She stopped and came over to the bar, leaving the bank clerk looking embarrassed in the middle of the room. "Don't get involved with Lou, he's a bastard."

"I've got no choice."

"Then take a tip." She lowered her voice. "Don't trust him a single inch." She wagged her finger like a schoolteacher. "Watch your back, for God's sake." Then she went upstairs with the man in the worn suit.

At first Harald felt annoyed with her for being so sure he could not take care of himself. Then he told himself not to be stupid. She was right - he was out of his depth. He had never dealt with people like Luther, and he had no idea how to protect himself.

Don't trust him, Betsy had said. Well, he had only given the man ten crowns. He could not see how Luther could cheat him at this stage, though later he might take a larger sum then fail to deliver.

Watch your back. Be prepared for treachery. Harald could not think how Luther could betray him, but were there any precautions he could take? It occurred to him that he was trapped in this bar, with no back door. Maybe he should leave and watch the entrance from a distance. There might be some safety in unpredictable behavior.

He swallowed the last of his beer and went out with a wave to the barman.

He walked along the quay, in the twilight, to where a big grain ship was tied up with hawsers as thick as his arm. He sat on the domed top of a steel capstan and turned to face the club. He could see the entrance clearly, and he thought he would probably recognize Luther. Would Luther spot him here? He thought not, for he would be hard to see against the dark bulk of the ship. That was good. It put Harald in control. When Luther returned, if all seemed well, Harald would go back into the bar. If he smelled a rat he would vanish. He settled down to wait.

After ten minutes, a police car appeared.

It came along the quayside very fast, but with no siren. Harald stood up. His instinct was to run, but he realized that would call attention to him, and he forced himself to sit down again and keep very still.
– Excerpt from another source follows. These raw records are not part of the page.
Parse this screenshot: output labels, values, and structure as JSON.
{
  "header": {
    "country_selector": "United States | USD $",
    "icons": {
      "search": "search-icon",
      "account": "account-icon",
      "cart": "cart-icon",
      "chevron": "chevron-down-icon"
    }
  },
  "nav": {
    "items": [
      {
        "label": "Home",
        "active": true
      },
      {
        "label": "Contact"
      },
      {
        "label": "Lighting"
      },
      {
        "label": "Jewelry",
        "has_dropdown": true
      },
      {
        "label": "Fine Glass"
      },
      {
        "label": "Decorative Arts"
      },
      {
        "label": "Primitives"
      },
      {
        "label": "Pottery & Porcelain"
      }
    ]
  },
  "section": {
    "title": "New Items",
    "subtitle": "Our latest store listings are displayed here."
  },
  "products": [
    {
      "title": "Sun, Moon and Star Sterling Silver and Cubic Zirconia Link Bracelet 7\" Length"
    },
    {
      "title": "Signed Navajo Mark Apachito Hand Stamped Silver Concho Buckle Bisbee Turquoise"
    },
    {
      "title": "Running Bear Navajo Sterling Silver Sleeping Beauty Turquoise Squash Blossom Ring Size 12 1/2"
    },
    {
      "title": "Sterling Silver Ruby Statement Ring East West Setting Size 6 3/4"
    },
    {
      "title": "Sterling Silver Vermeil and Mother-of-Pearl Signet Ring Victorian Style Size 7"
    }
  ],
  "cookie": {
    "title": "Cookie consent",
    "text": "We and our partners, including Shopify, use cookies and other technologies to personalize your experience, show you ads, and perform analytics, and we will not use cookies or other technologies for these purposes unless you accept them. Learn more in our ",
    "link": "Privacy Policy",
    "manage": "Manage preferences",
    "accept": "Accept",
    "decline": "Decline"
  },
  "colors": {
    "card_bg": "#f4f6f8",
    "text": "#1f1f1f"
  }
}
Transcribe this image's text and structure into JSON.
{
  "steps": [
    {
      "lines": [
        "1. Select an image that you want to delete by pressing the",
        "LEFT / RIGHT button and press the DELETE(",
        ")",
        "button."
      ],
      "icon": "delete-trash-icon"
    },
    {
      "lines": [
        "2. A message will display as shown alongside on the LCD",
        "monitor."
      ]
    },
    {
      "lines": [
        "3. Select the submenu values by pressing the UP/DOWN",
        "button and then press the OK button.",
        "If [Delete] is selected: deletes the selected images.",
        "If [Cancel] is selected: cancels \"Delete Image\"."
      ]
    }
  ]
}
The car pulled up sharply outside the jazz club.

Two men got out. One, the driver, wore a police uniform. The other was in a light-colored suit. Peering at him in the dim light, Harald recognized the face, and gasped. It was Peter Flemming.

The two cops went into the club.

Harald was about to hurry away when another figure appeared, slouching along the cobblestones with a familiar gait. It was Luther. He stopped a few yards from the police car and leaned against the wall, like an idle bystander waiting to see what would happen.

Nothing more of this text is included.